A 'twisted' circular band (called a Moebius strip) is made from a strip of paper of length $L$ and width $d$. A wire running along the edge of the strip is connected to a voltmeter, as shown in the figure.

What does the voltmeter register when the strip is placed in a homogeneous magnetic field which is perpendicular to the plane of the strip and changes uniformly with time, i.e. $B\left(t\right)= kt$?

Consider two touching discs each of radius $R=L/2\pi$ as shown in Fig.(a).

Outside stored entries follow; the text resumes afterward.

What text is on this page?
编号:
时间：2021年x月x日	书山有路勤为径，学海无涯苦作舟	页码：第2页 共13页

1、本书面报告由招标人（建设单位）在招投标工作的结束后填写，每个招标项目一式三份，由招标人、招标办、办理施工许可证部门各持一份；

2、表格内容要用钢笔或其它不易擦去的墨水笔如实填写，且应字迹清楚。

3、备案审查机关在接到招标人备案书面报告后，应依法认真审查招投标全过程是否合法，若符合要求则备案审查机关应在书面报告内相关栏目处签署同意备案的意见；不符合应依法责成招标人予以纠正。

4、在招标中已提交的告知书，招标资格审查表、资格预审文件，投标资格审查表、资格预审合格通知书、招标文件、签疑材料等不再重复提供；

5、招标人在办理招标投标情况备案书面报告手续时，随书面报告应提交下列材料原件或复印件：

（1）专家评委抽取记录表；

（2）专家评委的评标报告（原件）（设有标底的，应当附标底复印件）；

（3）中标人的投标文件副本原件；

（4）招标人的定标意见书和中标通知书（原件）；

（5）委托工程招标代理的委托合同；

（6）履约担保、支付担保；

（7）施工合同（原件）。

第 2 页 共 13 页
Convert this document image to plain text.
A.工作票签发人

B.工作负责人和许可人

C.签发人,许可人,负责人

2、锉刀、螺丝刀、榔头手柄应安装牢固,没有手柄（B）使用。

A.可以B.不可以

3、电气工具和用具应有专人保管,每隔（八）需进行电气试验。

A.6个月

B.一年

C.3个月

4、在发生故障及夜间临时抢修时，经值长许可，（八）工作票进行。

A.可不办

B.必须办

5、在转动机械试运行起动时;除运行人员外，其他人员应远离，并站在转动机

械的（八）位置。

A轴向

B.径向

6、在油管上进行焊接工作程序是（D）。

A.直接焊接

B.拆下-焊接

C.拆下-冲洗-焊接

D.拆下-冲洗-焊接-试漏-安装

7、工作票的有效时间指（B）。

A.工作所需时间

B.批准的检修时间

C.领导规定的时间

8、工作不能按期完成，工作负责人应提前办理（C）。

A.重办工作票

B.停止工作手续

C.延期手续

If the discs are placed with their plane perpendicular to a homogeneous magnetic field whose strength changes uniformly with time, the voltage induced in the piece of wire wrapped around their edge is 
$V=2\pi R^2\frac{\Delta B}{\Delta t}.$

Now twist the disc on the right by $180°$ about its symmetry axis e (Fig (b)(i)). Its top (dark) side then becomes its bottom side (Fig (b)(ii)). Turn the same disc again by $180°$, but this time about axis $t$ (Fig (b)(iii)). At the end of this, the dark side of both discs are on top and the perimeter is exactly the same as that of the Moebius strip mentioned in the problem. 
Thus, with the strip in a uniformly changing magnetic field, the voltmeter reads 
$V=2\pi R^2\frac{\Delta B}{\Delta t}=\frac{k{L}^2}{2\pi }$
This value is much higher than what one would natively expect, if reasoning from the area of the paper band. The area of the (one-sided) surface covering the Moebius strip is not the same as the area of the paper band, and for narrow strips it is, in fact, much larger! The induced voltage can also be calculated by cutting the wire at the ‘twist’ into two ‘coils’ of one turn each, and adding up the algebraic values of the voltages induced in each turn (taking account of their directions). In the present case, the directions of the two turns are the same, and therefore the voltage $V_0=k\pi R^2$ in one turn is doubled to give a total voltage of $V=2V_0$.